Distressed Short Sale Multifamily

2 Replies

Hey,

I've been buying and rehabbing single family homes and renting them out for a while now and with good success. However, I was wanting to scale up and I prefer projects where there is rehab work as I get the appreciation, lower operational and maintenance costs, as well as better quality tenants where I can repair them. I've found a multifamily project in a smaller town that I'm having a difficult time deciding whether or not this project is the best use of my time and money. I'm looking at taking a family partner on this deal so I can spread my risk out a little bit. The property is probably a c location.

The bank is very motivated to get a deal done. I'm looking at purchasing the property for around $64,000 and putting about $104,000 into renovating the units over a six month rehab timeline.

Here are the specs on the property. 

There are two buildings on a corner lot. 6 units are two bedrooms/1 bath and 2 units are 1 bedroom/ 1 bath. Both buildings were built in 1976. Buildings seem pretty solid, but one needs a roof as well as almost all the windows need replaced. Most units need a full rehab. 

The estimated rents are around $450 for the 2 bedrooms and $375 for the 1 bedrooms. The property needs significant work. Only three of the units have paying tenants, the other 5 units are empty and in poor condition. I estimated I would need to spend about $15,000 a unit on one building and about $11,000 per unit on the second building. I generalized some of the expenses, but for me these costs average out based on past rehabs projects. I would work as the GC and oversee the work and any subcontractors.

I believe I can get the rents up to $500-$550 for two bedrooms and $425-$450 for the 1 bedrooms. 

Estimated Repair Costs front four units in 1st building

1. Flooring $3000

2. Windows $2100

3. Kitchen $4000

4. Bathroom $1500

5. Trim $1000

6. Fixtures $500

7. A?C $$1500 split unit /$3000 central A/C

8. Misc. $1000

9. Landscape $250 per unit

Estimated Costs are $14,600 per unit

I'm going to spend about $15000 per unit

Estimated Repair Costs for back four units in 2nd building

1. Flooring $1500

2. Windows $500

3. kitchen $4000

4. bathroom $800

5. Trim $600

6. Fixtures $300

7. Roof $5000

8.Misc. $1000

9. Landscape $250

Estimated repair costs are $9000 per unit in second building

Roof Repair? $5000-$10,000

Estimated repair costs around $11,000 per unit when figuring in roof costs

Estimated repair costs of $104,000 for both buildings

I could offer $64,000

Repairs would be $104,000

closing costs $2000

Estimated all in costs at $170,000

Estimated Gross Income of $43,800

vacancy 5% $2,190

property taxes $3,000

insurance $2,000

maintenance $2,500

snow/mowing $800

utilities $1000

pm $3,500

garbage $1200

water $1500

Estimated Fixed Expenses $17,690

Estimated Net Income $26,110

Anyways I wanted to get some feedback. This is a big project. If I were to sell this building later on and it was rehabbed what would you value it at? What would the income be worth to you if it were turn key? 

Hi Tyler,

Definitely a lot of info to work with, which is great. I'll start with a few off the top of my head questions split between rehab and ongoing operations.

Rehab:

-Assuming the roof costs come in at $10K, I've got a minimum of $107,200 in costs given your totals. That doesn't include any AC work on the second building (which I assume was excluded as it's not needed. But I'd question that given the overall state of the building you give.)

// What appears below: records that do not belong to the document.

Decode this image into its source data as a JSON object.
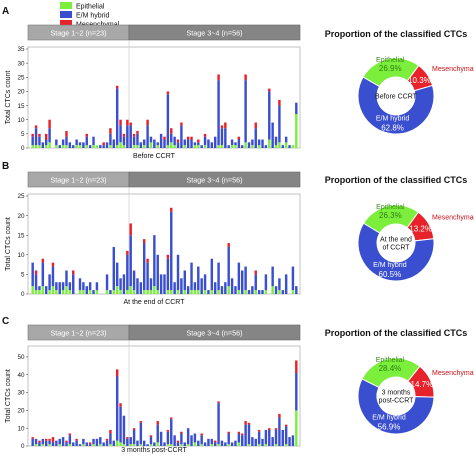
{
  "colors": {
    "epithelial": "#7cee3c",
    "hybrid": "#3a4fcf",
    "mesenchymal": "#e8222a"
  },
  "legend": [
    "Epithelial",
    "E/M hybrid",
    "Mesenchymal"
  ],
  "ylabel": "Total CTCs count",
  "stage_early": "Stage 1~2 (n=23)",
  "stage_late": "Stage 3~4 (n=56)",
  "pie_title": "Proportion of the classified CTCs",
  "chart_data": [
    {
      "panel": "A",
      "type": "bar",
      "stacked": true,
      "xlabel": "Before CCRT",
      "ylabel": "Total CTCs count",
      "yticks": [
        0,
        5,
        10,
        15,
        20,
        25,
        30,
        35
      ],
      "ylim": [
        0,
        35
      ],
      "series": [
        {
          "name": "Epithelial",
          "values": [
            1,
            1,
            1,
            0,
            1,
            2,
            0,
            1,
            0,
            1,
            1,
            0,
            0,
            1,
            1,
            0,
            1,
            0,
            1,
            1,
            0,
            0,
            0,
            1,
            0,
            1,
            2,
            1,
            0,
            0,
            1,
            1,
            0,
            1,
            0,
            2,
            0,
            1,
            0,
            0,
            1,
            2,
            1,
            0,
            0,
            1,
            0,
            0,
            1,
            1,
            0,
            1,
            0,
            0,
            0,
            1,
            1,
            0,
            0,
            1,
            1,
            0,
            0,
            2,
            0,
            1,
            0,
            1,
            0,
            0,
            3,
            0,
            1,
            2,
            0,
            2,
            0,
            1,
            12
          ]
        },
        {
          "name": "E/M hybrid",
          "values": [
            3,
            6,
            3,
            2,
            2,
            5,
            0,
            2,
            1,
            2,
            3,
            2,
            1,
            2,
            1,
            2,
            3,
            1,
            3,
            0,
            1,
            1,
            2,
            4,
            3,
            20,
            6,
            3,
            8,
            8,
            3,
            4,
            2,
            2,
            8,
            2,
            3,
            1,
            5,
            3,
            18,
            3,
            3,
            2,
            8,
            2,
            3,
            3,
            1,
            1,
            1,
            3,
            3,
            2,
            4,
            23,
            6,
            7,
            1,
            2,
            1,
            3,
            1,
            22,
            2,
            2,
            7,
            2,
            3,
            1,
            17,
            9,
            3,
            13,
            1,
            2,
            1,
            0,
            4
          ]
        },
        {
          "name": "Mesenchymal",
          "values": [
            1,
            1,
            1,
            0,
            2,
            3,
            0,
            0,
            0,
            0,
            2,
            0,
            0,
            0,
            0,
            0,
            1,
            0,
            0,
            0,
            0,
            1,
            0,
            2,
            0,
            1,
            2,
            1,
            2,
            1,
            1,
            1,
            0,
            0,
            2,
            0,
            0,
            0,
            0,
            1,
            1,
            2,
            0,
            1,
            1,
            0,
            1,
            1,
            0,
            1,
            0,
            1,
            0,
            0,
            0,
            2,
            1,
            2,
            0,
            0,
            0,
            1,
            0,
            2,
            0,
            0,
            2,
            0,
            0,
            0,
            1,
            0,
            0,
            2,
            0,
            0,
            0,
            0,
            0
          ]
        }
      ],
      "pie": {
        "center_label": "Before CCRT",
        "slices": [
          {
            "name": "Epithelial",
            "value": 26.9,
            "label": "26.9%"
          },
          {
            "name": "Mesenchymal",
            "value": 10.3,
            "label": "10.3%"
          },
          {
            "name": "E/M hybrid",
            "value": 62.8,
            "label": "62.8%"
          }
        ]
      }
    },
    {
      "panel": "B",
      "type": "bar",
      "stacked": true,
      "xlabel": "At the end of CCRT",
      "ylabel": "Total CTCs count",
      "yticks": [
        0,
        5,
        10,
        15,
        20,
        25
      ],
      "ylim": [
        0,
        25
      ],
      "series": [
        {
          "name": "Epithelial",
          "values": [
            2,
            1,
            1,
            2,
            0,
            1,
            2,
            1,
            0,
            1,
            2,
            1,
            0,
            0,
            1,
            1,
            0,
            1,
            0,
            1,
            0,
            0,
            1,
            0,
            1,
            2,
            1,
            0,
            1,
            2,
            1,
            0,
            0,
            1,
            1,
            1,
            2,
            1,
            0,
            0,
            1,
            1,
            0,
            1,
            0,
            1,
            0,
            1,
            1,
            1,
            0,
            1,
            0,
            1,
            0,
            1,
            0,
            0,
            2,
            0,
            0,
            1,
            0,
            1,
            0,
            0,
            1,
            0,
            0,
            1,
            0,
            2,
            0,
            1,
            0,
            0,
            0,
            1,
            0
          ]
        },
        {
          "name": "E/M hybrid",
          "values": [
            6,
            4,
            1,
            6,
            2,
            4,
            5,
            2,
            3,
            2,
            4,
            2,
            5,
            0,
            3,
            2,
            2,
            2,
            1,
            2,
            0,
            0,
            4,
            1,
            11,
            6,
            3,
            5,
            9,
            13,
            5,
            4,
            3,
            12,
            7,
            3,
            13,
            9,
            5,
            5,
            8,
            20,
            3,
            9,
            4,
            5,
            2,
            7,
            2,
            6,
            4,
            4,
            1,
            8,
            3,
            7,
            2,
            3,
            10,
            4,
            2,
            7,
            6,
            6,
            1,
            2,
            4,
            1,
            1,
            4,
            0,
            5,
            2,
            3,
            1,
            5,
            0,
            6,
            2
          ]
        },
        {
          "name": "Mesenchymal",
          "values": [
            0,
            1,
            0,
            1,
            0,
            0,
            1,
            0,
            0,
            0,
            0,
            0,
            1,
            0,
            0,
            0,
            0,
            0,
            0,
            0,
            0,
            0,
            0,
            0,
            0,
            0,
            0,
            0,
            1,
            3,
            0,
            0,
            0,
            1,
            1,
            0,
            0,
            0,
            0,
            0,
            1,
            1,
            0,
            0,
            0,
            0,
            0,
            0,
            0,
            0,
            0,
            0,
            0,
            0,
            0,
            0,
            0,
            0,
            1,
            0,
            0,
            0,
            0,
            0,
            0,
            0,
            1,
            0,
            0,
            0,
            0,
            0,
            0,
            0,
            0,
            0,
            0,
            0,
            0
          ]
        }
      ],
      "pie": {
        "center_label": "At the end of CCRT",
        "slices": [
          {
            "name": "Epithelial",
            "value": 26.3,
            "label": "26.3%"
          },
          {
            "name": "Mesenchymal",
            "value": 13.2,
            "label": "13.2%"
          },
          {
            "name": "E/M hybrid",
            "value": 60.5,
            "label": "60.5%"
          }
        ]
      }
    },
    {
      "panel": "C",
      "type": "bar",
      "stacked": true,
      "xlabel": "3 months post-CCRT",
      "ylabel": "Total CTCs count",
      "yticks": [
        0,
        10,
        20,
        30,
        40,
        50
      ],
      "ylim": [
        0,
        55
      ],
      "series": [
        {
          "name": "Epithelial",
          "values": [
            0,
            1,
            0,
            1,
            0,
            1,
            0,
            0,
            1,
            0,
            0,
            1,
            0,
            0,
            0,
            1,
            0,
            0,
            1,
            0,
            1,
            0,
            0,
            1,
            0,
            3,
            2,
            1,
            0,
            1,
            1,
            0,
            1,
            0,
            0,
            1,
            0,
            2,
            0,
            0,
            1,
            1,
            0,
            0,
            1,
            0,
            1,
            0,
            2,
            0,
            1,
            0,
            0,
            1,
            0,
            1,
            0,
            0,
            1,
            0,
            0,
            2,
            0,
            0,
            1,
            0,
            0,
            1,
            0,
            1,
            0,
            0,
            1,
            0,
            0,
            1,
            0,
            0,
            20
          ]
        },
        {
          "name": "E/M hybrid",
          "values": [
            4,
            3,
            2,
            3,
            3,
            2,
            2,
            3,
            3,
            5,
            2,
            5,
            2,
            3,
            1,
            3,
            2,
            1,
            3,
            4,
            4,
            2,
            3,
            6,
            3,
            36,
            20,
            16,
            4,
            4,
            8,
            3,
            12,
            3,
            1,
            4,
            2,
            10,
            8,
            2,
            7,
            14,
            6,
            2,
            6,
            2,
            9,
            6,
            5,
            3,
            5,
            2,
            4,
            3,
            2,
            23,
            3,
            2,
            6,
            2,
            3,
            5,
            6,
            12,
            11,
            5,
            4,
            7,
            4,
            8,
            9,
            5,
            8,
            16,
            9,
            10,
            5,
            6,
            21
          ]
        },
        {
          "name": "Mesenchymal",
          "values": [
            1,
            0,
            1,
            0,
            1,
            1,
            3,
            0,
            0,
            0,
            1,
            1,
            0,
            1,
            0,
            0,
            0,
            1,
            0,
            0,
            0,
            0,
            1,
            2,
            0,
            4,
            2,
            0,
            1,
            0,
            1,
            0,
            1,
            0,
            0,
            1,
            0,
            2,
            0,
            0,
            1,
            1,
            0,
            1,
            1,
            0,
            0,
            0,
            0,
            0,
            1,
            0,
            0,
            0,
            1,
            1,
            0,
            0,
            1,
            0,
            0,
            1,
            1,
            2,
            1,
            0,
            0,
            1,
            0,
            0,
            1,
            0,
            1,
            2,
            0,
            1,
            0,
            0,
            7
          ]
        }
      ],
      "pie": {
        "center_label": "3 months post-CCRT",
        "slices": [
          {
            "name": "Epithelial",
            "value": 28.4,
            "label": "28.4%"
          },
          {
            "name": "Mesenchymal",
            "value": 14.7,
            "label": "14.7%"
          },
          {
            "name": "E/M hybrid",
            "value": 56.9,
            "label": "56.9%"
          }
        ]
      }
    }
  ]
}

-Will the tenants continue to live in their current units as work is done, or will they need to be displaced? Their income needs to be factored into this if they stay, and if they need to be moved, depending on their lease, you might need to cover some/all of the costs. There's obviously the potential of moving them into a post rehab unit but will you be able to get the increased rents and as they're tenants prior to you buying will they treat the new unit as well as a new rehab required?

-If the property is in such rough condition, will $2K in landscaping costs and no exterior work be enough to get new tenants at the increased rental rates? All the interior work is great, and probably way overdue, but if someone won't walk into a unit to see it it's poorly deployed capital.

Operations:

-What's current market occupancy and how long do you think it will take to get the units rented? You show how much they can rent for, but knowing how long it will take to rent them, and if you want to keep current residents (assuming they'll pay the new rents), will be necessary to model.

-There's no marketing budget and if you're trying to turn around the image you're going to need to do something which will draw the type of attention you need. You'll need an ongoing cost considered as well as a bigger upfront splash to get people in the door.

-I might have misunderstood something, but I calculated $46,200 gross potential based on rental rates of $425 (1 BR) and $500 (2 BR). Was I missing something here?

There are many more questions to be asked, and I'd be happy to go review some of it with you if you'd like, but this is a good starting point.

-Justin

@Tyler Zindars  

Did you purchase this project? I've got my eye on a similar project and would love to hear your experience if you jumped on it.